Hem üniversiteye giden hem de geçimini sağlayan gençlik hayallerini gerçekleştirmek için hiçbir adım atamıyor. Bin bir zorlukla bitirilen okullardan sonra payımıza düşen işsizlik ya da kötü şartlarda, düşük ücretlerle çalışmak oluyor. Bunların yanı sıra mültecilere ve ezilen halklara olan saldırılar artıyor. Kürtlere, mültecilere karşı örgütlenen ırkçı bir yapılanma olan Ataman Kardeşliği Afganlara saldırıyor, Suriyeliler benzinle katlediliyor.
Bütün bu yaşananlara karşı işçiler, emekçiler, kadınlar örgütleniyor, isyanlarını sokaklara taşıyor. Sonu gelen kapitalist sistem ve burjuvazi ayakta duramıyor. Eylemler, grevler, sosyal medya üzerinden tepkiler burjuvaziyi korkutuyor. Sonlarının geldiğini fark edenler daha vahşi bir şekilde saldırıyor, baskı altına alıyor tutuklayarak sesimizi kısmaya çalışıyor. Fakat insanlar bütün baskı ve saldırılara rağmen cüretle hareket ediyor.
Bir dönem çok ses getiren “Ölüler Dirilerden Çalacak” şarkısı şüphesiz geniş kesimleri etkilemişti. Sınıf sorununu oldukça çarpıcı bir şekilde anlatıyor. Evet saygın adamları korku basacak ve bir sabah kalktıklarında bütün mülklerinin nasırlı ellerde kalacağını görecekler. “Ölüler dirilerden alacak.” diyoruz. Çünkü bizim emeğimizi sömürenler, bizden çalanlar onlar. Emeğimizi, gençliğimizi, hayallerimizi çalanlardan geleceğimizi kendi ellerimizle alacağız. Tıpkı Kazakistan’da zamlar için ayaklanan halklar gibi, kötü koşullarda düşük ücretlerle çalıştığı için eylemleri zaferle sonuçlanan Trendyol işçileri gibi, tıpkı Boğaziçi Üniversitesi gibi, tıpkı intihara sürüklenen Enes Kara için eylemler yapan gençlik gibi!

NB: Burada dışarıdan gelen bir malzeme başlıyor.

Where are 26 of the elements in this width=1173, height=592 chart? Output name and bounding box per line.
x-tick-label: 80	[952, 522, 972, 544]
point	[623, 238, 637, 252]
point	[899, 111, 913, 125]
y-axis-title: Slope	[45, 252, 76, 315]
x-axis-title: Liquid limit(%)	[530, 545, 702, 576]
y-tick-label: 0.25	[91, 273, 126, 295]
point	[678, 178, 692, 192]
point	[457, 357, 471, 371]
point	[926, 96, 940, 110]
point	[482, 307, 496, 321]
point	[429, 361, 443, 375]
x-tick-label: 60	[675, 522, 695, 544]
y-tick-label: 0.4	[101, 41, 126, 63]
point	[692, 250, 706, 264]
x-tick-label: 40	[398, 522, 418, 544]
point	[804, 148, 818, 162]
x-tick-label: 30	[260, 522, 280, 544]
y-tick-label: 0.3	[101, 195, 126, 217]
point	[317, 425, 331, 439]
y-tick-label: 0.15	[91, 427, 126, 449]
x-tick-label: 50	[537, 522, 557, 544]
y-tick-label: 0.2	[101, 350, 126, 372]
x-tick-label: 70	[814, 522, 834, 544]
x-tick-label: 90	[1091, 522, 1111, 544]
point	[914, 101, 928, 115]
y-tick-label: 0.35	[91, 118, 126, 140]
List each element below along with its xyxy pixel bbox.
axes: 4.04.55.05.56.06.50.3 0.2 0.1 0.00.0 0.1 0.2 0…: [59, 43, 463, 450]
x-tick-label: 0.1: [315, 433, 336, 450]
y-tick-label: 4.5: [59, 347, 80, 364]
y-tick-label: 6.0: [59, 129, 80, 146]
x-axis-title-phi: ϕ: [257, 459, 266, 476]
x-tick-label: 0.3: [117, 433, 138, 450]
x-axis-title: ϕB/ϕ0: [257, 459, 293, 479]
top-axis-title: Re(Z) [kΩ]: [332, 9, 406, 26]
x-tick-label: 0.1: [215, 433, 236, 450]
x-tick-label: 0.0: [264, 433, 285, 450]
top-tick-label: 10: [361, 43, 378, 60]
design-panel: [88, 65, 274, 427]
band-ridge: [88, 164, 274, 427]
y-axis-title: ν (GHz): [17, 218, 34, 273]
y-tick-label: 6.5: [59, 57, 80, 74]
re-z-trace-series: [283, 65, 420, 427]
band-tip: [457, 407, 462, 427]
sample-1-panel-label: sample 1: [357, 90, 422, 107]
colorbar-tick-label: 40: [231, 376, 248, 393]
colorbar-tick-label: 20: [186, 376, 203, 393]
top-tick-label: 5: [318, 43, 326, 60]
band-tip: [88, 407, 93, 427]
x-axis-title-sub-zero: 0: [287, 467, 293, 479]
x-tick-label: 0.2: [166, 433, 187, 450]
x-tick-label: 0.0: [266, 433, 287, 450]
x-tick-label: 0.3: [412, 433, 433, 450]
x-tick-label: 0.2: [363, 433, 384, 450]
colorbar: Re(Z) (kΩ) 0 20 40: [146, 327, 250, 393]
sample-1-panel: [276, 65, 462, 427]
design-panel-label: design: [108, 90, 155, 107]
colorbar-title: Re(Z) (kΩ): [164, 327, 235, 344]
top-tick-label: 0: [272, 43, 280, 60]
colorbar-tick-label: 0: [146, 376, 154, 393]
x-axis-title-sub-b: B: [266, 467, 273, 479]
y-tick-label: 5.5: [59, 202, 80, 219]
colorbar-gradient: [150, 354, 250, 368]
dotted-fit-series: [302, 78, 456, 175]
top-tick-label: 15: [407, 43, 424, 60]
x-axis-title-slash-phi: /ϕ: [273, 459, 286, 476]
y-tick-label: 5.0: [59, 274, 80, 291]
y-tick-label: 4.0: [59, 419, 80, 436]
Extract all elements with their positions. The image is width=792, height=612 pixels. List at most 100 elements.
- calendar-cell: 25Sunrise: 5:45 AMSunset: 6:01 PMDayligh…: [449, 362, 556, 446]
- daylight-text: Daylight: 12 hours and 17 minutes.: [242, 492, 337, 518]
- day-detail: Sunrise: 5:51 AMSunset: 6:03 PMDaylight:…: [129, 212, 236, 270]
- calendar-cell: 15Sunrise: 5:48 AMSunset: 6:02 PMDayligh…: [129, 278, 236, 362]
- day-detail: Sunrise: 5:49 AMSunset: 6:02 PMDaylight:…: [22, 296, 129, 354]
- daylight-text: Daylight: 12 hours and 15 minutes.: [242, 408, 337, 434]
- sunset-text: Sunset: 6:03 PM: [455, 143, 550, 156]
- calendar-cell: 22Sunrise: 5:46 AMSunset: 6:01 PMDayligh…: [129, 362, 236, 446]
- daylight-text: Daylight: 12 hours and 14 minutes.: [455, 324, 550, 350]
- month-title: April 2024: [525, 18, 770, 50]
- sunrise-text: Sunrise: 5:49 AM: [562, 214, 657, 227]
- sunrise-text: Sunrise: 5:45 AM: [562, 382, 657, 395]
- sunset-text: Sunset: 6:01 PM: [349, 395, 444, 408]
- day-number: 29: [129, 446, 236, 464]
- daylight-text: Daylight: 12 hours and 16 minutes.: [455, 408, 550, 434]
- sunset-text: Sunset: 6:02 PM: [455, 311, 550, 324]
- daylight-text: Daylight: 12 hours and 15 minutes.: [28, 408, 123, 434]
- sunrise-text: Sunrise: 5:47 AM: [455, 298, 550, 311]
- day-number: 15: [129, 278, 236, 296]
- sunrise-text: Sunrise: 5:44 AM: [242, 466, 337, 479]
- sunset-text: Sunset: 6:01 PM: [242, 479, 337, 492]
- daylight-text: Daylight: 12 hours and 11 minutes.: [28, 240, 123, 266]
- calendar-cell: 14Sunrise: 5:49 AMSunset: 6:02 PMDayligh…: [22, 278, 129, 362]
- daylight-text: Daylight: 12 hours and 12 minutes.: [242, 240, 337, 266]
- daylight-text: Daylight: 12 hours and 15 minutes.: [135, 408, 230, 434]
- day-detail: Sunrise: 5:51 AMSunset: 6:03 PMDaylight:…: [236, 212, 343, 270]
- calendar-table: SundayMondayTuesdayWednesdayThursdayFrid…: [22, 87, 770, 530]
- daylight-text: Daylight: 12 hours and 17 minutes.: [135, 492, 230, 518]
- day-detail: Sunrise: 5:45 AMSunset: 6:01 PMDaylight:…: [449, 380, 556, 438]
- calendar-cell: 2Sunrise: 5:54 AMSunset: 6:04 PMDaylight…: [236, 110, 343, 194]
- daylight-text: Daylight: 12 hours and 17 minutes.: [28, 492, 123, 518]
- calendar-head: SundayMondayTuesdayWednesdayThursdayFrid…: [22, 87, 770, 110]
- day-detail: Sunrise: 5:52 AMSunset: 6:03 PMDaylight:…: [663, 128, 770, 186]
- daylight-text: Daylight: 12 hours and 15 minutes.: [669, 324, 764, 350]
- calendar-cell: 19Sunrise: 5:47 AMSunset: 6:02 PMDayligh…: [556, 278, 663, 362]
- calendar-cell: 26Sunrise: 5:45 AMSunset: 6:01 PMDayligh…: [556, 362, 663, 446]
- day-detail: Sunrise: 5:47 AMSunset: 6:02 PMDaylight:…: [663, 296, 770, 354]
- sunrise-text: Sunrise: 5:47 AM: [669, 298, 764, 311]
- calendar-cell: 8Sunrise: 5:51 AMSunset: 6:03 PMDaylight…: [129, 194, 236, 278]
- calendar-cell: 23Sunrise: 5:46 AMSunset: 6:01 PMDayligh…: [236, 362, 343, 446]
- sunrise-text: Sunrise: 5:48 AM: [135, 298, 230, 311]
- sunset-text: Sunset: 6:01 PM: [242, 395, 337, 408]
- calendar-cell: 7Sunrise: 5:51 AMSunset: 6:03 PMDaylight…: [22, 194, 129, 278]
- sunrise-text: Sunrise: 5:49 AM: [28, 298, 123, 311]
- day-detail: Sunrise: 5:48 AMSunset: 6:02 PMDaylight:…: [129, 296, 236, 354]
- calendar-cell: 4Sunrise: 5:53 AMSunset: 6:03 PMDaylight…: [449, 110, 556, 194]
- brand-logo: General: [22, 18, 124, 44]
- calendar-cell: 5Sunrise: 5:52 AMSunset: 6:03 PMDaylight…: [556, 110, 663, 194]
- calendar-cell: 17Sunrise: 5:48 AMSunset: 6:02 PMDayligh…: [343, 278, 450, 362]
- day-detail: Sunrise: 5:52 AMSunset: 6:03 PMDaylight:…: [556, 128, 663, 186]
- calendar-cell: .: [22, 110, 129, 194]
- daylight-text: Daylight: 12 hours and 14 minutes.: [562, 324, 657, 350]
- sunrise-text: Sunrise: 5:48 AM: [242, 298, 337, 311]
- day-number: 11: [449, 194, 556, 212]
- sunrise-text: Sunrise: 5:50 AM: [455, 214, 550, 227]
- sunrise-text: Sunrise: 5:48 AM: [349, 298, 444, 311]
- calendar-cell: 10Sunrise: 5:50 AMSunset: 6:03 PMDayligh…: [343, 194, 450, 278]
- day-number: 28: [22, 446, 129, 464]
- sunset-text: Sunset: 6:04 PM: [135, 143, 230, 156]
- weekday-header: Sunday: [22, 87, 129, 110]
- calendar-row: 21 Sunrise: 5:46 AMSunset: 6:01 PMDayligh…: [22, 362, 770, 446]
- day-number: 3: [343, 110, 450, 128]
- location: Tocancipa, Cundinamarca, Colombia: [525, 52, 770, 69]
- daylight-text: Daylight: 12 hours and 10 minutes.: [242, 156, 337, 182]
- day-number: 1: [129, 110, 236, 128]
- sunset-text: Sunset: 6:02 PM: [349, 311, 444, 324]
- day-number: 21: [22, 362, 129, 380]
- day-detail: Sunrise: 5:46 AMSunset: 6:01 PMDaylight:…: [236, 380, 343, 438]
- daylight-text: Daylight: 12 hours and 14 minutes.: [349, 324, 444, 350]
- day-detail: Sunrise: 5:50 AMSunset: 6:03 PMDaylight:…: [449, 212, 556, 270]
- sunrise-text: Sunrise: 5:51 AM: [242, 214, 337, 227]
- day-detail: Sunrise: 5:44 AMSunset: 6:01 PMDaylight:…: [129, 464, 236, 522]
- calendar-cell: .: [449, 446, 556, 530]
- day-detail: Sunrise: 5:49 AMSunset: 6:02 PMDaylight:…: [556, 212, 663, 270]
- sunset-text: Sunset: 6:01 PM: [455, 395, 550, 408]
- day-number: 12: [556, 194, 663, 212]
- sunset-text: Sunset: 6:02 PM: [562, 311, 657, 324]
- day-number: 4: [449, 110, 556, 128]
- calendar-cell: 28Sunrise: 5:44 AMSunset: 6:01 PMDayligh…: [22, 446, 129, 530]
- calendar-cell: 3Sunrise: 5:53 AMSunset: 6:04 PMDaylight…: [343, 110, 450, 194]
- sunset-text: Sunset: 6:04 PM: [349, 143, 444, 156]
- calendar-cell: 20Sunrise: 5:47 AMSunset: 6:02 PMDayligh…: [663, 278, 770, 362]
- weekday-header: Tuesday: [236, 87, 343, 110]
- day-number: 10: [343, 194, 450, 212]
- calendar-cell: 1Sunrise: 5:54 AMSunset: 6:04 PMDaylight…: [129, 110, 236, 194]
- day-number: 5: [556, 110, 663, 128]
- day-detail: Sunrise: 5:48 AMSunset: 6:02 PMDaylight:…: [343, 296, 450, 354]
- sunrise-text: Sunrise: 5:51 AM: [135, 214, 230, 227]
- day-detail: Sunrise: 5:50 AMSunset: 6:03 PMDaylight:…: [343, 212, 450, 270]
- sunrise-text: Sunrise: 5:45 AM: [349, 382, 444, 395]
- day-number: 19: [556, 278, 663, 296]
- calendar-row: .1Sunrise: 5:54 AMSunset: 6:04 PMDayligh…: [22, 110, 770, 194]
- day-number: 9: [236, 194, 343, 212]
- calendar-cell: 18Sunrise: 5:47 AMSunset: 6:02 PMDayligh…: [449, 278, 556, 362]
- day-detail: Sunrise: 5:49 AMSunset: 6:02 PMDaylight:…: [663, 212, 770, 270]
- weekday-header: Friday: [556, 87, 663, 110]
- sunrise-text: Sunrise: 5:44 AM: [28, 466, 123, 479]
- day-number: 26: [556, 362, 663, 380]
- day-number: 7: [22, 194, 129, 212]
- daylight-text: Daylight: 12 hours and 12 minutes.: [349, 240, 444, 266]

Kapitalist sistemi ve onun yarattığı cehennemi yıkıp emeğin iktidarını kurana kadar bulunduğumuz her alanda örgütleneceğiz. Çünkü dünyanın her yerinde ve Türkiye’de ortaya çıkan hareketlilik bizlere örgütlenmeye ve dövüşmeye hazır, harekete geçen devrimci bir kitlenin olduğunu gösteriyor.
Artık bu içinde çıkılmaz ve giderek derinleşen toplumsal sorunların kalıcı çözümü devrimci bir halk iktidarında ve buradan sosyalizme yönelmekle olacaktır. Bunun için örgütlenerek, devrimci mücadeleyi büyüterek, iktidar perspektifli siyasal mücadeleyi başat mücadele haline getirerek gençliğin militan ve savaşçı enerjisini devrim bayrağı etrafında toplamalıyız!